Pumping away my paycheck in Gardiner, I stumbled across a marvel. A miracle. A sweet milky dream in recyclable foil. Purple ice creaminess encased in chocolate graham--an eatable catalyst for world peace. The label calls it Wilcoxson's Huckleberry Ice Cream Sandwich.

Friends, this was only the best thing ever. Only God's Gift to Montana. Only 79 cents. I wept for joy, and again when it was gone.

With one bite, I was swept away in a New Life Plan: marriage to Wilcoxson, whoever he is. And his cow. We'd have fat Violet Beauregarde-esque children, churning up ice cream and gathering huckleberries and rearing bison while we're at it. We would live in Lolo, Montana. Mr. Muir would come back from the dead and sit on our front porch eating the stuff, watching the bison graze peacefully and using his most beautiful words to describe the scene.

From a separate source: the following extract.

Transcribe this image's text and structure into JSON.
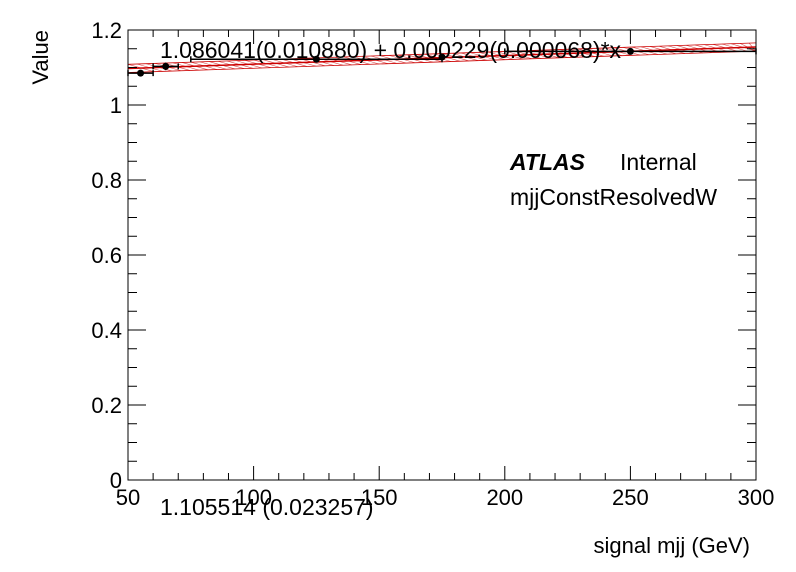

One day I'd be killed by a mob of angry anti-bison activists. Authorities would find me dead and tubby, purple-stained lips in a contented smile. At my funeral, they'd release a thousand lavender balloons, and in lieu of flowers, my widower (Wilcoxson) and widow (the cow) would accept donations toward a cure for lactose intolerance.

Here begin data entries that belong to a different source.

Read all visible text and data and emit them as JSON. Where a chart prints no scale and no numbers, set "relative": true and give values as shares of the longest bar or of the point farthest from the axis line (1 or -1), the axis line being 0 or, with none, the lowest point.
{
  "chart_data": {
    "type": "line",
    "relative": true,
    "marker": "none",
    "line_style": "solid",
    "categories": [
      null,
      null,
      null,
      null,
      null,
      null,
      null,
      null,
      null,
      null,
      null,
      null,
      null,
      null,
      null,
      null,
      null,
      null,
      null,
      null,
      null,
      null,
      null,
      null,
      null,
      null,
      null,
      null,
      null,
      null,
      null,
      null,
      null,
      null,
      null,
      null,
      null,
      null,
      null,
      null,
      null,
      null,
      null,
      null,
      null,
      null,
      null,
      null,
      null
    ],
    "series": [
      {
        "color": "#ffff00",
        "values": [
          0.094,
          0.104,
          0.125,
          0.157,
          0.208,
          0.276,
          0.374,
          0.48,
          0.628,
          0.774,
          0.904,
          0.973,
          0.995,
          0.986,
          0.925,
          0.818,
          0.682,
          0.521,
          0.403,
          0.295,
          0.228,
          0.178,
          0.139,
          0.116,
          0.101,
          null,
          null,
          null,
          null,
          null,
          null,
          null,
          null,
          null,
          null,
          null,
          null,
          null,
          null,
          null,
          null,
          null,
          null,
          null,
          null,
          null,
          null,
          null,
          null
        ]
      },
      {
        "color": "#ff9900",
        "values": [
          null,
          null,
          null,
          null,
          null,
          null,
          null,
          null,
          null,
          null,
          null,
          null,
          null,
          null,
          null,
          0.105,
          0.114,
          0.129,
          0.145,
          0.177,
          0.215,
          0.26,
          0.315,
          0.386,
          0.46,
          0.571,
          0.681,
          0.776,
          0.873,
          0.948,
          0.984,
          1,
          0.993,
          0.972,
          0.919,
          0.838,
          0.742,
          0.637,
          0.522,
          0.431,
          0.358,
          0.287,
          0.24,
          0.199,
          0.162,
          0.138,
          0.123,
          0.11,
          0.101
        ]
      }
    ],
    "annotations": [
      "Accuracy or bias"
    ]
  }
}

Forget college. Forget career plans. Forget writing and dating and money. The important thing in life is huckleberry ice cream, and a life with more purple is a life well-lived.

4 comments:

Shelene said...

Thanks for reminding me why I miss you. This is wonderful... Good thing I'm allergic to the world because I would've been tempted to drive to Montana for delicious huckleberry ice cream sandwiches.

Sarah said...

That is amazing! You are incredibly awesome.

Kate said...

Thanks friends! Shelene, I am on a quest to find some dairy-free huckleberry ice cream. It is too good not to share. Sarah, you're awesome.

linzbenz said...

We're eating huckleberry ice cream every day when we come up next weekend. Nice piece ... the violet beauregarde-esque children, the purple-stained lips. One of your best.